Atter lunch I forced Barb to go to the Magic Ice Bar - a sub-freezing bar where you get drinks in an ice glass (a small glass shaped ice insert they put in a regular glass) and sit on ice benches to comtemplate the ice scuptures around you (you get the idea that ice is the theme here). It was an experience but I was hoping for more, it was basically just 2 rooms (the bar and a side room) with about 6 life size statues. Worth going to once but I wouldn't go a second time (I'd actually jump naked into the North Sea a second time, that experience grabbed my imagination better).
Then we go through the BA system of "we'll tell you what concouse to use but we won't tell you the gate until 50 min. before departure". It all works out in the end but my advice for future travellers is don't use BA and don't go through Heathrow (that airport is so spread out you have to walk miles get anywhere).
After lunch we visited the Edinburgh Castle (entrance was sold out by the time we got there at noon so it was a good thing I planned in advance for once and got the tickets months ago). Lots of interesting things to see, escpecially the Stone of Destiny (the hunk of sandstone that the kings/queens sit on during their cornation).
Interesting tidbit - Barb is descended from the Hay clan and we can't get a scarf in that tartan, every shop we've tried is sold out. What is so special about that tartan?
The Britannia was very impressive, both from the restoration/preservation they've done on it and from the example of royal privilege symbolized by the ship (for a while they actually carried a Rolls Royce on the ship in case the country they were going to didn't have suitable transportation on land - can't have the queen ride around in a plebian sedan). Once you got over the class/status issues (crew members couldn't shout and disturb the royal passengers so they did a lot of things via hand signals) it was a very impressive ship and well worth the visit.
Highlight of the day was the Royal Edinburgh Military Tattoo. Nothing like a troop of ~200 bag pipers to get your attention. It was an hour and a half performance, mainly miliary bands with a few dance numbers.
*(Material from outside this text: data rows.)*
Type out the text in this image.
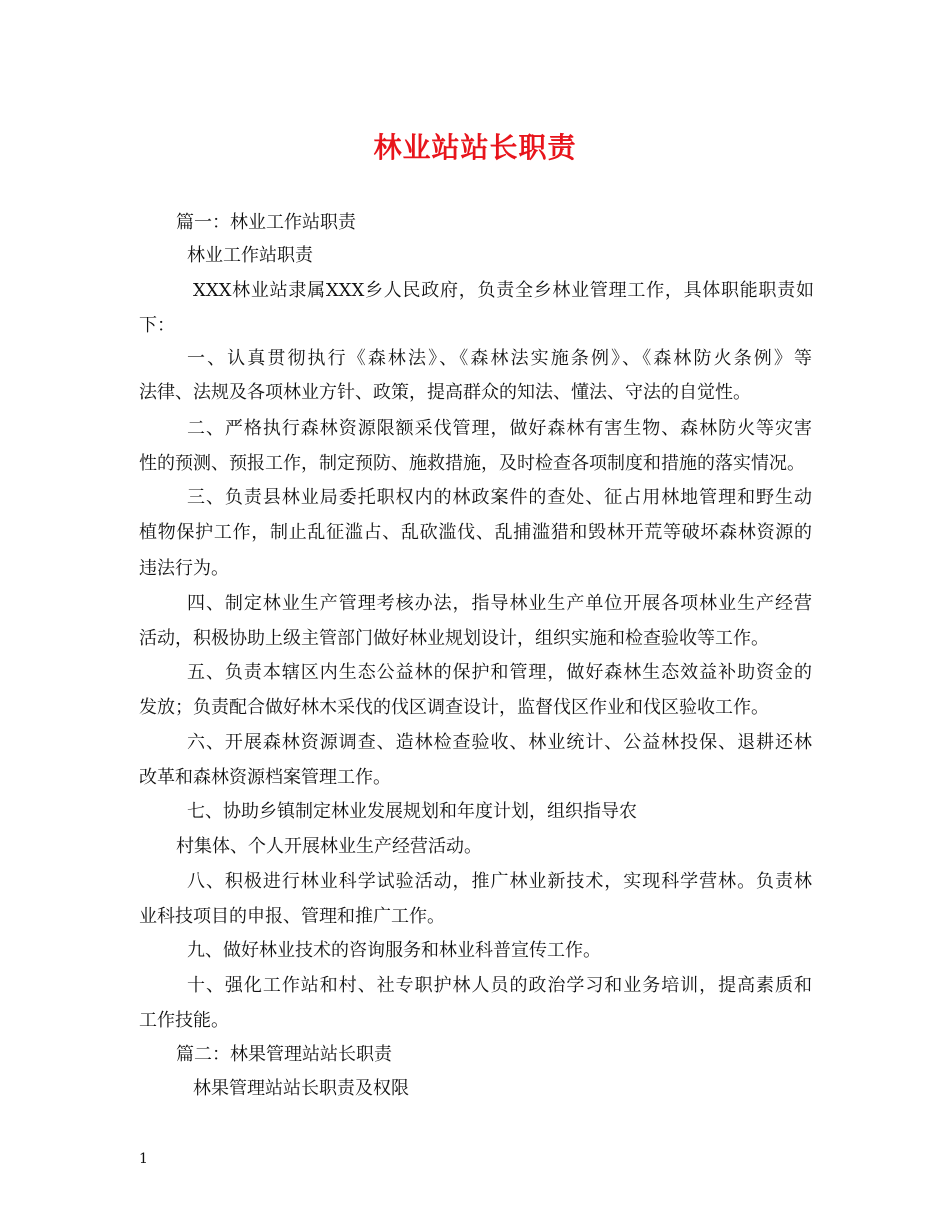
林业站站长职责
篇一：林业工作站职责
林业工作站职责
XXX林业站隶属XXX乡人民政府，负责全乡林业管理工作，具体职能职责如
下：
一、认真贯彻执行《森林法》、《森林法实施条例》、《森林防火条例》等
法律、法规及各项林业方针、政策，提高群众的知法、懂法、守法的自觉性。
二、严格执行森林资源限额采伐管理，做好森林有害生物、森林防火等灾害
性的预测、预报工作，制定预防、施救措施，及时检查各项制度和措施的落实情况。
三、负责县林业局委托职权内的林政案件的查处、征占用林地管理和野生动
植物保护工作，制止乱征滥占、乱砍滥伐、乱捕滥猎和毁林开荒等破坏森林资源的
违法行为。
四、制定林业生产管理考核办法，指导林业生产单位开展各项林业生产经营
活动，积极协助上级主管部门做好林业规划设计，组织实施和检查验收等工作。
五、负责本辖区内生态公益林的保护和管理，做好森林生态效益补助资金的
发放；负责配合做好林木采伐的伐区调查设计，监督伐区作业和伐区验收工作。
六、开展森林资源调查、造林检查验收、林业统计、公益林投保、退耕还林
改革和森林资源档案管理工作。
七、协助乡镇制定林业发展规划和年度计划，组织指导农
村集体、个人开展林业生产经营活动。
八、积极进行林业科学试验活动，推广林业新技术，实现科学营林。负责林
业科技项目的申报、管理和推广工作。
九、做好林业技术的咨询服务和林业科普宣传工作。
十、强化工作站和村、社专职护林人员的政治学习和业务培训，提高素质和
工作技能。
篇二：林果管理站站长职责
林果管理站站长职责及权限
1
They had a few unexpected twists:
Next we went to the the Palace at Holyrood (Holyrood is gaelic for Holy Cross, theoretically there's a piece of the cross in the abby there but if all holy cross pieces are legitimate then the cross itself would be the size of the Empire State Building so I have my doubts about the provenance of this piece). Lovely place, must be nice to be a royal and have access to it. A lot of the story around the palace centers around Mary, Queen of Scots but she is such a significant figure in scottish history I guess that's not too surprising.
Minor disaster - while juggling the autio guide and my phone I dropped my phone on the cobblstone path and, just like our last trip to Italy, the cobblestones won and I'm in the market for a new phone. I didn't really love this phone anyway (it's too big) so it doesn't bother me too much to replace it but surviving in modern life (even for the 2 days left to get home) without a cell phone could get interesting.
No problem getting our plane to Heathrow although the airport was remarkably busy for 5AM. People in the UK must really like to take early flights.
British Air did it again, I highly recommend you don't use that airline. I asked for a cup of coffee - no problem, that'll be £3. (I've never had to pay for coffee before, even on notoriously stingy US airlines). Then the coffee they provided was a cup of hot water with a large teabag filled with coffee grounds, brew it yourself. And I paid for this privilege.